The weakness of justice
The most interesting result that I have found so far in terms of the causes of violence has been one that was established in the 90s by Armando Montenegro and Carlos Esteban Posada, and that has been verified and studied in depth by various researchers since then: the weakness of the judicial apparatus if it explains the violence in Colombia. The original study used the rate of people called to trial for homicide as a proxy for the degree of efficiency of justice, but other characteristics relevant to the justice system that went beyond impunity rates were included in subsequent analyzes.
The problem of justice in Colombia is structural and covers the entire system and all the parts with which it interacts: civil, criminal, administrative, and labor justice; the Comptroller, the Attorney General, and the Prosecutor; Legal Medicine, INPEC, the Police, and the Military Forces; the notary and registry system, the licensing system, and the person in charge of controlling contraband; urban and traffic authorities. From end to end, the sclerosis of the entire apparatus has prevented justice from being administered and administered, and the rights of individuals and communities from being enforced. Its inefficiency is felt from the difficulties that a victim has in filing a complaint at the Police station, through the frank ineptitude of the prison service to which inmates are blown up on a dental appointment, to the inability to efficiently process the great criminals of the country.
The country’s economic growth did not have a similar evolution of judicial structures that would guarantee a sustained and orderly expansion, and what it generated was a situation in which the strongest had the prerogative to plunder wealth or administer justice for themselves. . And in all this, drug trafficking entered the country without finding a dam that could contain it. Almost forty years later, the Colombian justice system has not yet recovered from the challenge brought by the cartels, and with its pachydermic rhythm it is ten steps behind the sophisticated criminal companies, which are still awaiting the arrival of an opponent who is up to them.
It does not take much science to recognize that justice in Colombia has serious problems, however it is relevant to discover the role it plays in the high violence that we suffer. The conclusions of these studies suggest where we should look for progress in containing the scourge of violence, and this is no small feat, especially in a matter that abounds with passions and sophisms that confuse everyone.
We cannot wait for Colombia to come out of poverty, or solve the problem of inequality to wait for violence to decrease. Nor can we stand idly by, lamenting an alleged culture that tolerates homicide. The task of reforming justice to deal with violence is a titanic task, but in the search for peace that is talked about so much, this is one that at least promises to make determined progress and in the right direction.

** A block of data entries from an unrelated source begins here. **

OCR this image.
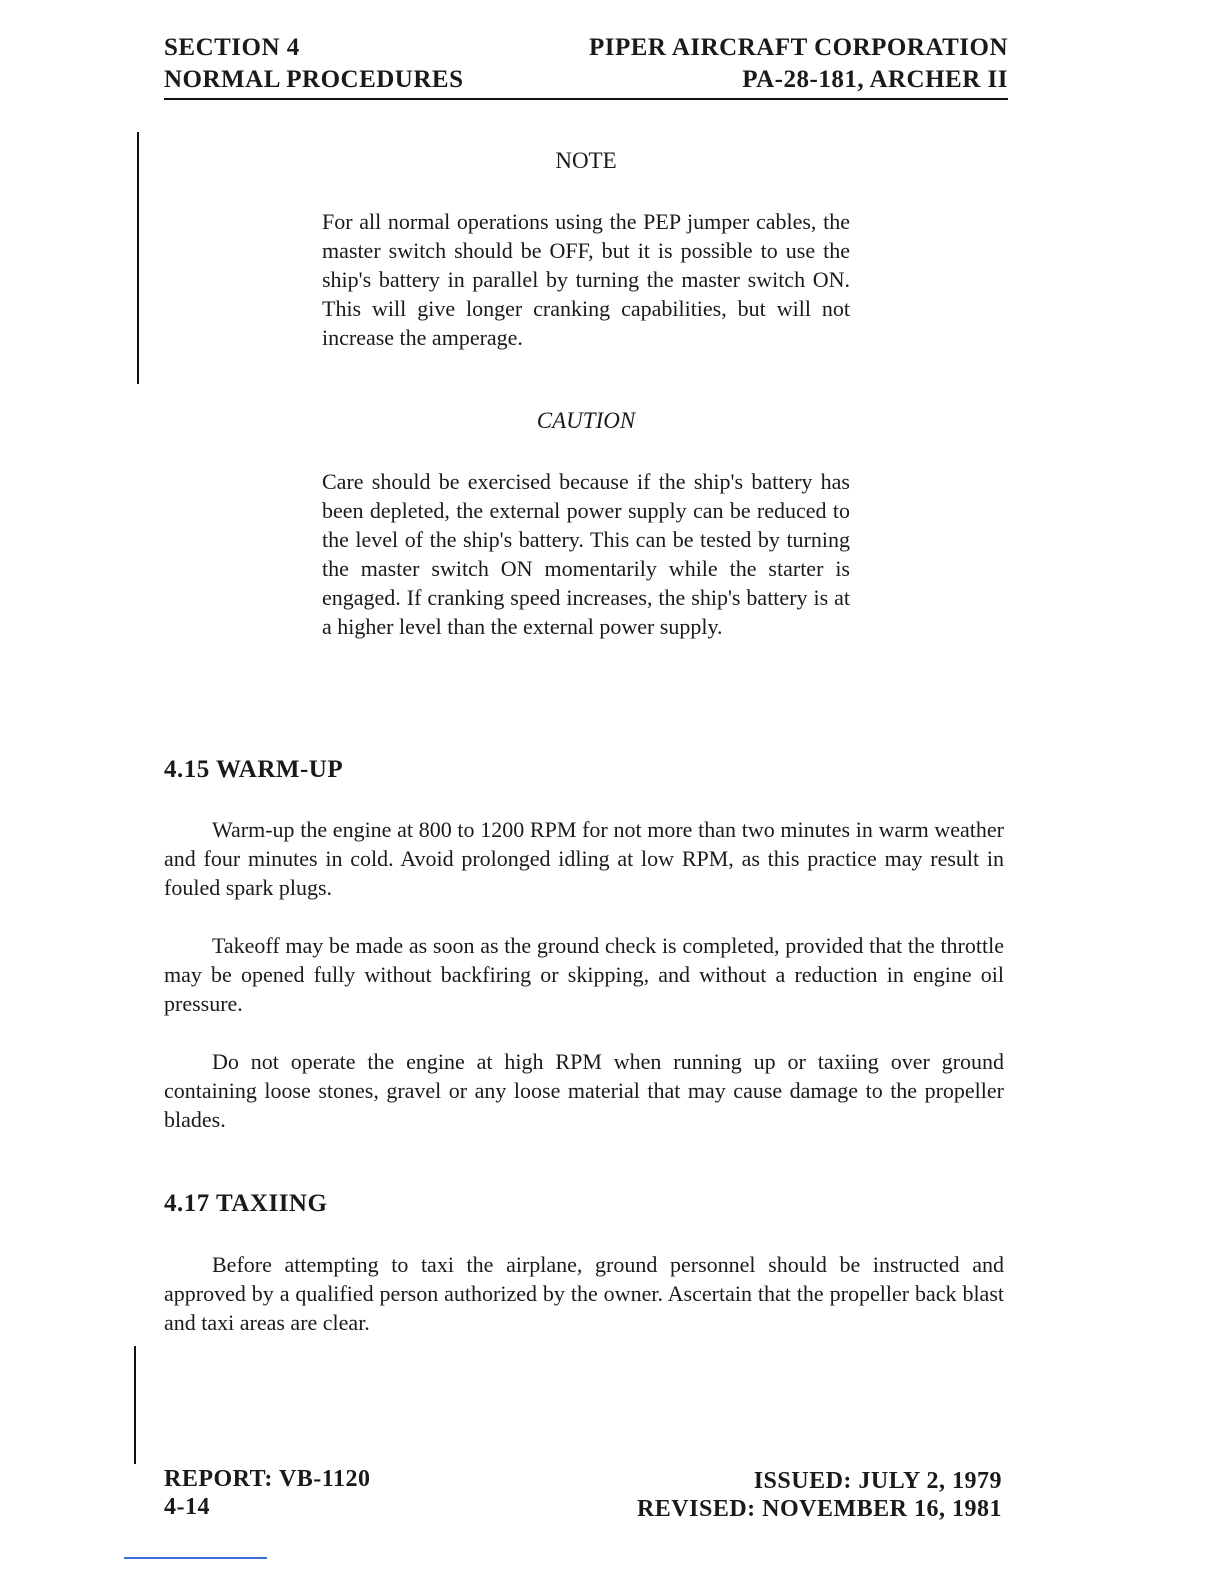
SECTION 4
NORMAL PROCEDURES
PIPER AIRCRAFT CORPORATION
PA-28-181, ARCHER II
NOTE
For all normal operations using the PEP jumper cables, the master switch should be OFF, but it is possible to use the ship's battery in parallel by turning the master switch ON. This will give longer cranking capabilities, but will not increase the amperage.
CAUTION
Care should be exercised because if the ship's battery has been depleted, the external power supply can be reduced to the level of the ship's battery. This can be tested by turning the master switch ON momentarily while the starter is engaged. If cranking speed increases, the ship's battery is at a higher level than the external power supply.
4.15 WARM-UP
Warm-up the engine at 800 to 1200 RPM for not more than two minutes in warm weather and four minutes in cold. Avoid prolonged idling at low RPM, as this practice may result in fouled spark plugs.
Takeoff may be made as soon as the ground check is completed, provided that the throttle may be opened fully without backfiring or skipping, and without a reduction in engine oil pressure.
Do not operate the engine at high RPM when running up or taxiing over ground containing loose stones, gravel or any loose material that may cause damage to the propeller blades.
4.17 TAXIING
Before attempting to taxi the airplane, ground personnel should be instructed and approved by a qualified person authorized by the owner. Ascertain that the propeller back blast and taxi areas are clear.
REPORT: VB-1120
4-14
ISSUED: JULY 2, 1979
REVISED: NOVEMBER 16, 1981
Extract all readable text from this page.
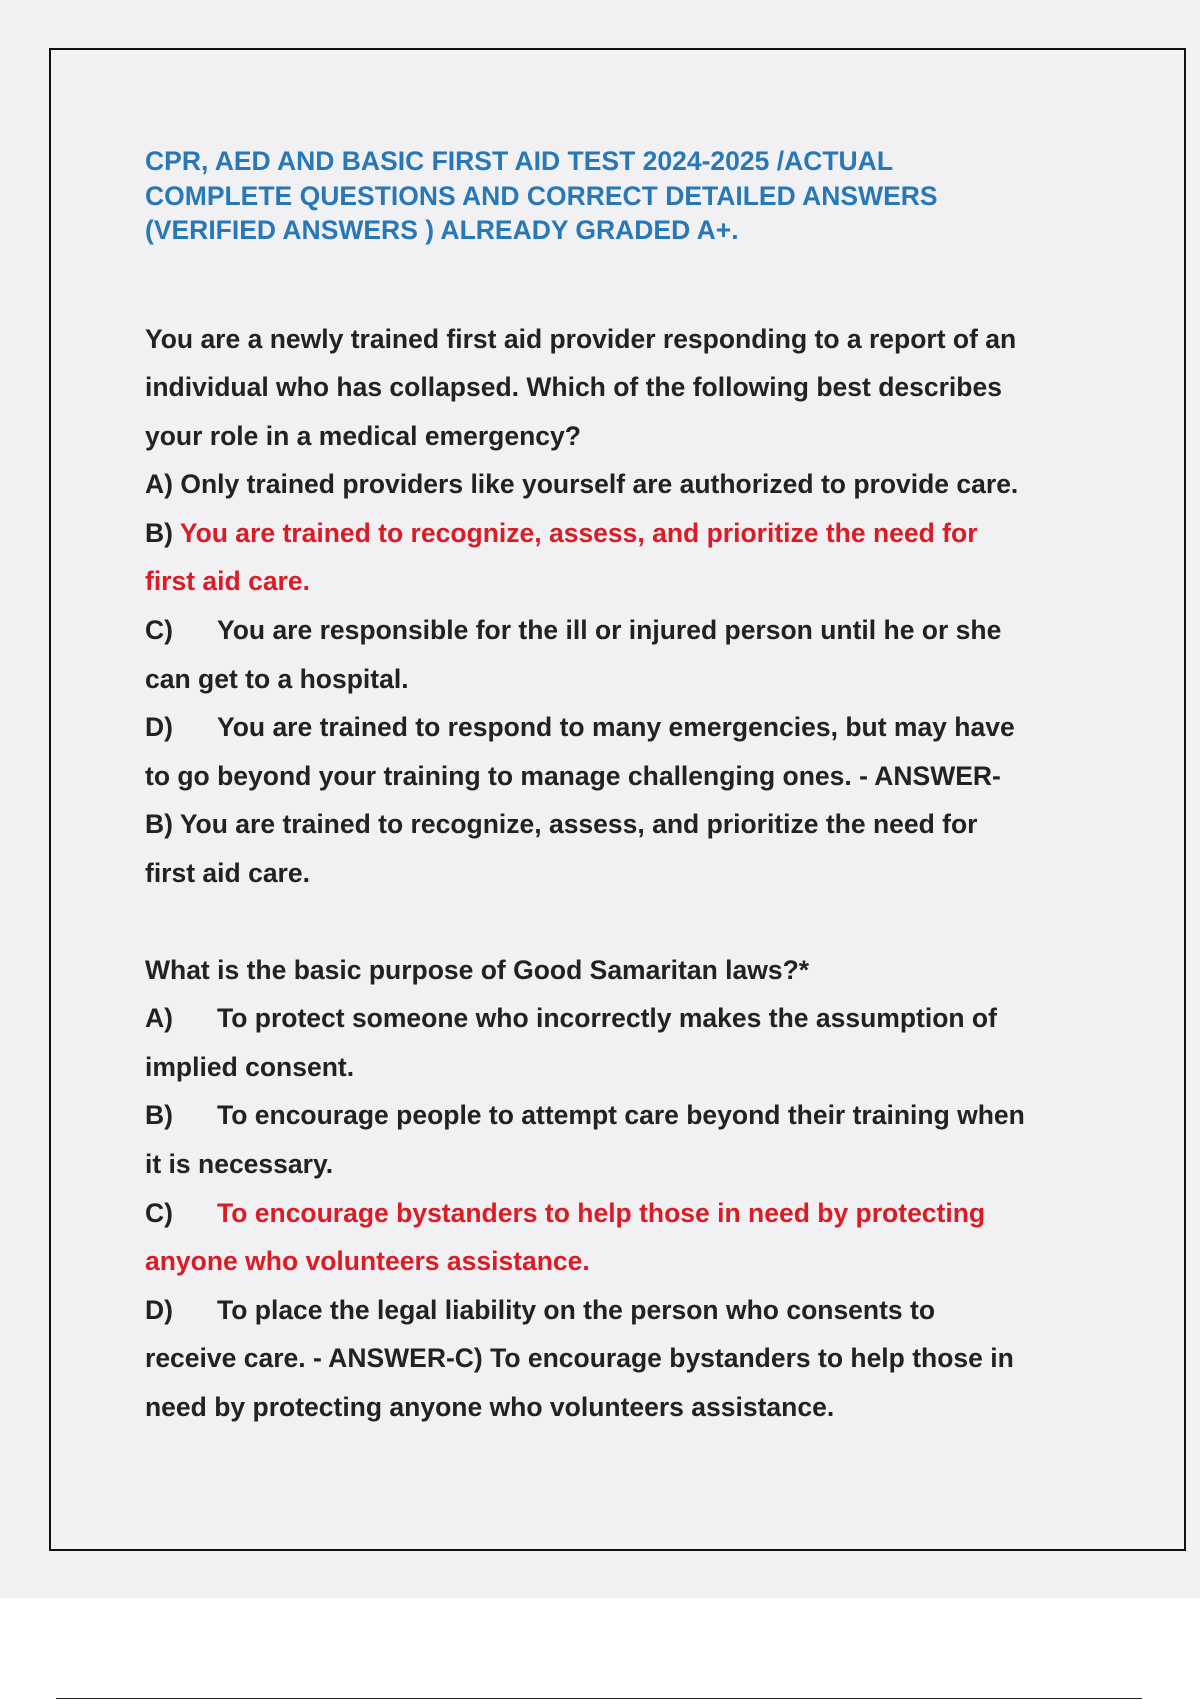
CPR, AED AND BASIC FIRST AID TEST 2024-2025 /ACTUAL
COMPLETE QUESTIONS AND CORRECT DETAILED ANSWERS
(VERIFIED ANSWERS ) ALREADY GRADED A+.
You are a newly trained first aid provider responding to a report of an
individual who has collapsed. Which of the following best describes
your role in a medical emergency?
A) Only trained providers like yourself are authorized to provide care.
B) You are trained to recognize, assess, and prioritize the need for
first aid care.
C) You are responsible for the ill or injured person until he or she
can get to a hospital.
D) You are trained to respond to many emergencies, but may have
to go beyond your training to manage challenging ones. - ANSWER-
B) You are trained to recognize, assess, and prioritize the need for
first aid care.
What is the basic purpose of Good Samaritan laws?*
A) To protect someone who incorrectly makes the assumption of
implied consent.
B) To encourage people to attempt care beyond their training when
it is necessary.
C) To encourage bystanders to help those in need by protecting
anyone who volunteers assistance.
D) To place the legal liability on the person who consents to
receive care. - ANSWER-C) To encourage bystanders to help those in
need by protecting anyone who volunteers assistance.
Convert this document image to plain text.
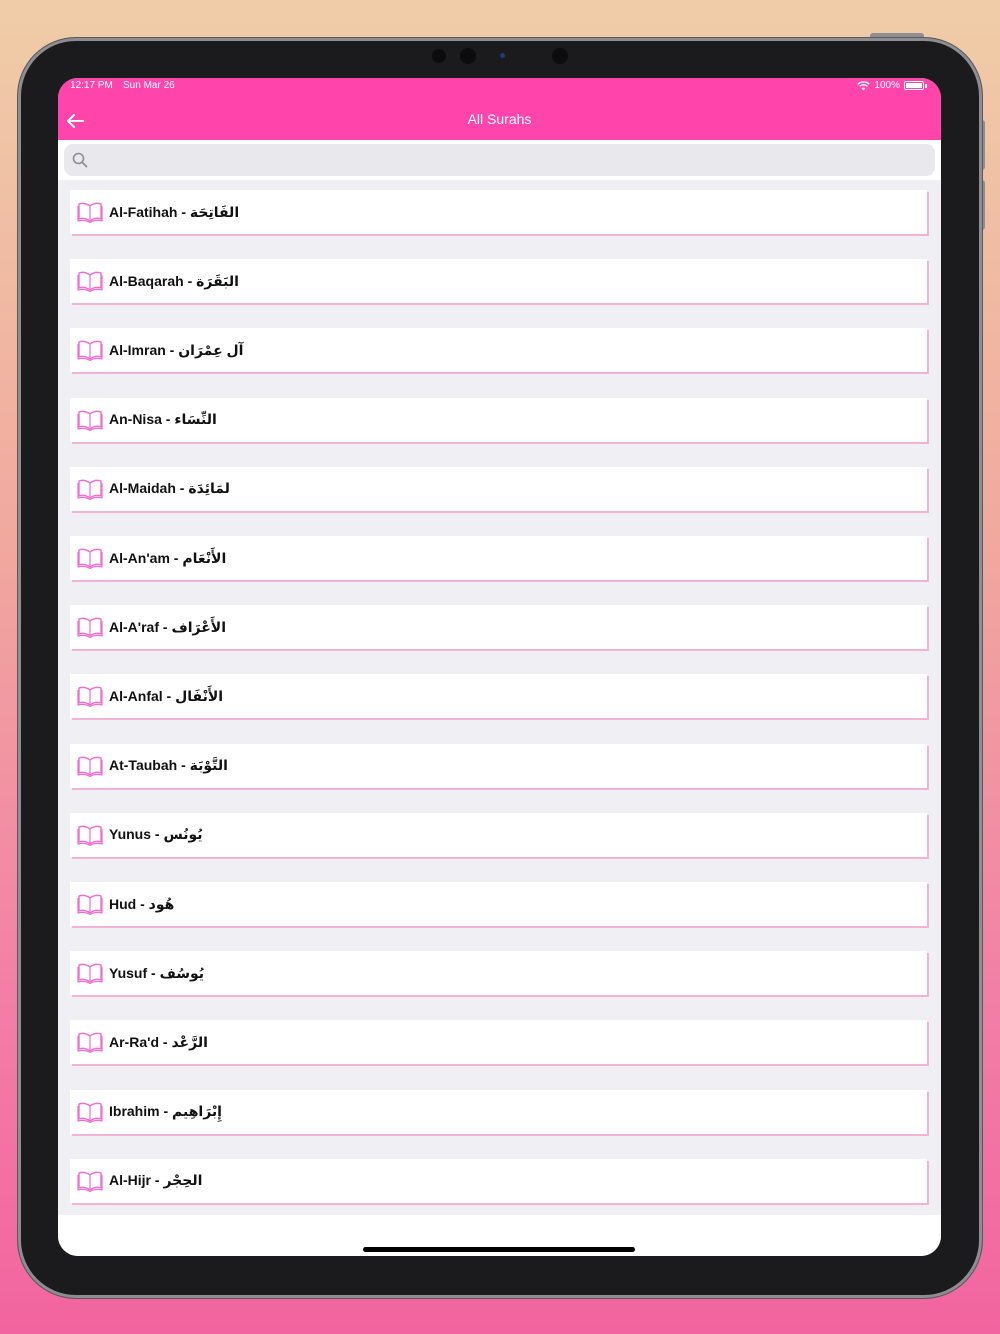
12:17 PM Sun Mar 26	100%
All Surahs
Al-Fatihah - الفَاتِحَة
Al-Baqarah - البَقَرَة
Al-Imran - آل عِمْرَان
An-Nisa - النِّسَاء
Al-Maidah - لمَائِدَة
Al-An'am - الأَنْعَام
Al-A'raf - الأَعْرَاف
Al-Anfal - الأَنْفَال
At-Taubah - التَّوْبَة
Yunus - يُونُس
Hud - هُود
Yusuf - يُوسُف
Ar-Ra'd - الرَّعْد
Ibrahim - إِبْرَاهِيم
Al-Hijr - الحِجْر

This is the eighth entry in my series on Violence in Colombia:
- The Seed of Doubt: The Impact of the FARC Agreement on Colombia’s Violence
- Predicting Tragedy: Predictions of Violence in Colombia
- The “Peace” Agreement that does not bring Peace
- Two terrorists talk in a bar
- If Colombia were a Normal Country
- Compadre kills Compadre
- The Commission of Studies on Violence – A Popular (But Wrong) Theory
- The Origin of Violence: Poverty, Inequality, or Weakness of Justice?